Assistant Professor of Geography Maria Pérez is Loftus's dissertation committee chair.
"Sara's work is so important in reminding us that geography is much more than the actual physical places we inhabit,” Perez said. “Geography includes virtual worlds like games or social media sites, for example. It includes imaginary places, which may or may not have anything to do with reality but are still very important in impacting and even informing how we go about our day-to-day lives and make sense of the world around us. Sara brings a unique perspective to understanding these virtual worlds."
Loftus expects to reach her goal of earning her doctorate in the next two years.

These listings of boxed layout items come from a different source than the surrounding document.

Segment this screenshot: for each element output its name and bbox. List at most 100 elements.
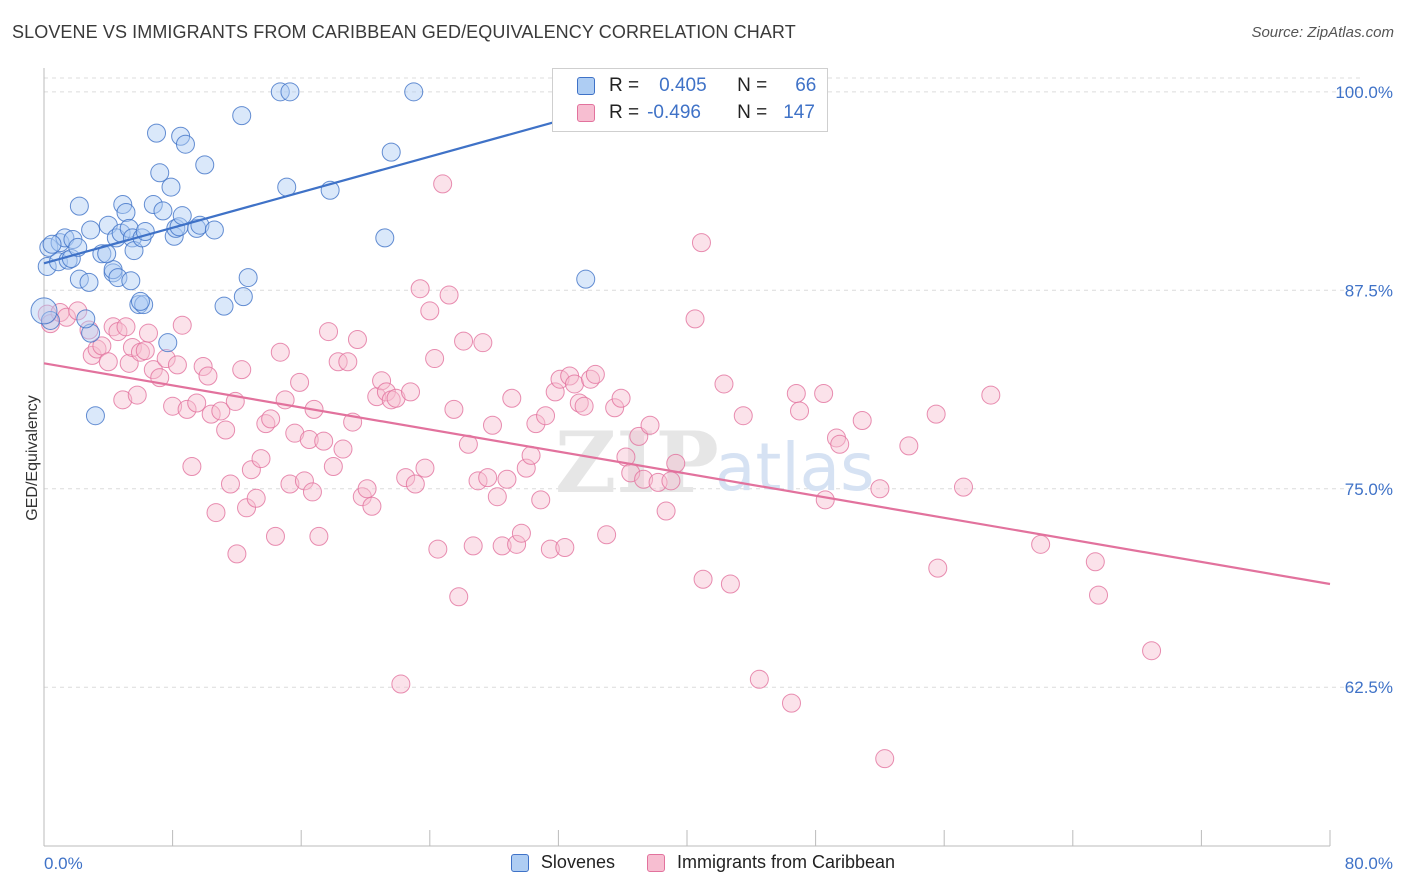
data-point	[319, 322, 339, 342]
watermark-atlas: atlas	[715, 429, 875, 506]
data-point	[693, 569, 713, 589]
data-point	[852, 410, 872, 430]
data-point	[156, 349, 176, 369]
chart-title: SLOVENE VS IMMIGRANTS FROM CARIBBEAN GED…	[12, 22, 796, 42]
data-point	[232, 106, 252, 126]
legend-n-value: 66	[795, 75, 817, 96]
data-point	[714, 374, 734, 394]
data-point	[195, 155, 215, 175]
data-point	[564, 374, 584, 394]
data-point	[285, 423, 305, 443]
data-point	[113, 390, 133, 410]
legend-item-slovenes: Slovenes	[510, 852, 615, 873]
x-tick-label: 0.0%	[44, 854, 83, 873]
data-point	[233, 287, 253, 307]
data-point	[30, 297, 58, 325]
data-point	[444, 399, 464, 419]
data-point	[367, 387, 387, 407]
data-point	[815, 490, 835, 510]
data-point	[69, 196, 89, 216]
axes	[43, 68, 1331, 847]
data-point	[150, 163, 170, 183]
data-point	[127, 385, 147, 405]
data-point	[138, 323, 158, 343]
data-point	[611, 388, 631, 408]
data-point	[261, 409, 281, 429]
data-point	[1089, 585, 1109, 605]
data-point	[391, 674, 411, 694]
data-point	[134, 295, 154, 315]
data-point	[410, 279, 430, 299]
data-point	[640, 415, 660, 435]
data-point	[415, 458, 435, 478]
data-point	[781, 693, 801, 713]
data-point	[167, 355, 187, 375]
data-point	[129, 295, 149, 315]
data-point	[404, 82, 424, 102]
legend-swatch-pink	[577, 104, 595, 122]
data-point	[302, 482, 322, 502]
data-point	[314, 431, 334, 451]
data-point	[97, 244, 117, 264]
legend-row-slovenes: R = 0.405 N = 66	[553, 73, 816, 99]
data-point	[536, 406, 556, 426]
data-point	[420, 301, 440, 321]
legend-item-caribbean: Immigrants from Caribbean	[646, 852, 895, 873]
source-label: Source: ZipAtlas.com	[1251, 24, 1394, 41]
data-point	[786, 383, 806, 403]
data-point	[720, 574, 740, 594]
data-point	[526, 414, 546, 434]
data-point	[220, 474, 240, 494]
legend-n-label: N =	[737, 102, 768, 123]
data-point	[153, 201, 173, 221]
data-point	[372, 371, 392, 391]
data-point	[98, 352, 118, 372]
data-point	[926, 404, 946, 424]
data-point	[135, 341, 155, 361]
y-tick-label: 87.5%	[1345, 281, 1393, 300]
data-point	[121, 271, 141, 291]
data-point	[953, 477, 973, 497]
data-point	[76, 309, 96, 329]
legend-label-slovenes: Slovenes	[540, 852, 615, 872]
data-point	[42, 234, 62, 254]
data-point	[492, 536, 512, 556]
data-point	[814, 383, 834, 403]
legend-n-value: 147	[783, 102, 815, 123]
data-point	[497, 469, 517, 489]
data-point	[396, 468, 416, 488]
data-point	[875, 749, 895, 769]
data-point	[290, 372, 310, 392]
data-point	[81, 220, 101, 240]
data-point	[227, 544, 247, 564]
data-point	[478, 468, 498, 488]
data-point	[85, 406, 105, 426]
data-point	[1031, 534, 1051, 554]
data-point	[108, 268, 128, 288]
data-point	[270, 82, 290, 102]
data-point	[439, 285, 459, 305]
data-point	[116, 317, 136, 337]
data-point	[246, 488, 266, 508]
data-point	[79, 272, 99, 292]
data-point	[381, 142, 401, 162]
data-point	[790, 401, 810, 421]
data-point	[294, 471, 314, 491]
data-point	[280, 82, 300, 102]
data-point	[82, 345, 102, 365]
data-point	[362, 496, 382, 516]
data-point	[175, 134, 195, 154]
data-point	[749, 669, 769, 689]
data-point	[733, 406, 753, 426]
legend-r-value: 0.405	[659, 75, 707, 96]
data-point	[386, 388, 406, 408]
data-point	[634, 469, 654, 489]
data-point	[545, 382, 565, 402]
x-tick-label: 80.0%	[1345, 854, 1393, 873]
data-point	[333, 439, 353, 459]
data-point	[425, 349, 445, 369]
data-point	[899, 436, 919, 456]
y-tick-label: 100.0%	[1335, 83, 1393, 102]
legend-row-caribbean: R = -0.496 N = 147	[553, 100, 815, 126]
correlation-legend: R = 0.405 N = 66 R = -0.496 N = 147	[552, 68, 828, 132]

“One important part about returning to my Ph.D. is that I want to stress that it’s never too late to accomplish something – even if 20 years and life have intervened. I needed to put my family first, and that is why I had to stop my program all those years ago. But my ambitions were still important to me,” Loftus said. “My family has been incredibly supportive, as has the Department of Geology and Geography, of my efforts to return and finish this goal. My youngest son is a rising high school senior, and I joke that our college graduation ceremonies might conflict with each other!”